Record number of disabled people in West Midlands benefitting from workplace funding

3,400 people in the West Midlands received an Access to Work grant in 2018/19

Government spending on the scheme is also up to record levels, with £129.1 million spent last year – a real terms increase of £15 million since 2010.

Access to Work is a government-run scheme that breaks down workplace barriers for disabled people and those with health conditions by paying for adjustments such as specialist equipment, support workers, travel to work and sign language interpreters.

People can receive almost £60,000 a year through the scheme, which is more than double the average annual salary and an increase of 40% in just two years.

Minister for Disabled People Justin Tomlinson said:

“Having a disability or health condition must not be a barrier to enjoying a fulfilling career – and the support available means there’s no excuse for employers who refuse to be inclusive.

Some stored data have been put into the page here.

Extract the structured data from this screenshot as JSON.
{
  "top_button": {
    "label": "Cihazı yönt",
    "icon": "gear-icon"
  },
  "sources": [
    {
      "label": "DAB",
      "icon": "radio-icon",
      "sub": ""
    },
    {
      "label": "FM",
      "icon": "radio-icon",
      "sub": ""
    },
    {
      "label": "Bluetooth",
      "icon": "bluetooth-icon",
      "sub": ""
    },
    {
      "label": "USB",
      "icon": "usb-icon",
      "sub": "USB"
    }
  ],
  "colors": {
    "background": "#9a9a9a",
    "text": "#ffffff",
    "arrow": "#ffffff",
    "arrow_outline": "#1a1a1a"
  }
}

“Access to Work removes the obstacles facing disabled people in workplaces across the West Midlands, helping to level the playing field and ensure businesses don’t see employing disabled people as a burden.

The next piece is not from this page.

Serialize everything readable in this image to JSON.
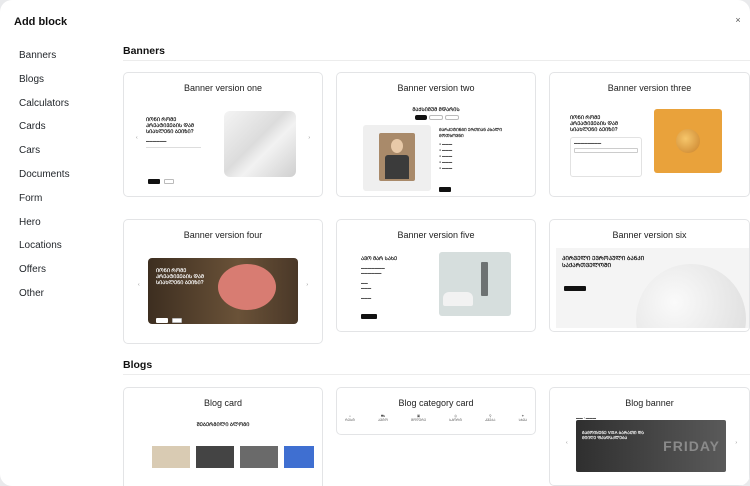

“With a record number of disabled people in the West Midlands supported through Access to Work, local employers are benefitting from the skills disabled people bring to the workplace.”

Access to Work is part of a wider government drive to create more job opportunities for disabled people, with nearly 950,000 more disabled people in work compared to five years ago.

Work and Pensions Secretary Amber Rudd has committed to reviewing the government’s goal to see one million more disabled people in work between 2017 and 2027 with a view to making the target more ambitious. 

Ross is a wheelchair user who works for Lloyds Banking Group. He has a support worker to help with workplace tasks, paid for by Access to Work.

Ross said:

“Access to Work has made a massive difference to my life. Without it, I wouldn’t have a job. I probably wouldn’t be earning a living, I wouldn’t own my own home, I wouldn’t be able to go on holidays and I wouldn’t be able to follow the hobbies that interest me because I wouldn’t be able to be employed. It makes a massive, massive difference to me.”

Louis, who is visually impaired, also works for Lloyds Banking Group. Access to Work has paid for taxi fares so that Louis and his guide dog Dexter can get to and from work safely.

Louis said:

“Access to Work is that key enabler which allows businesses to be as inclusive as they want to be.”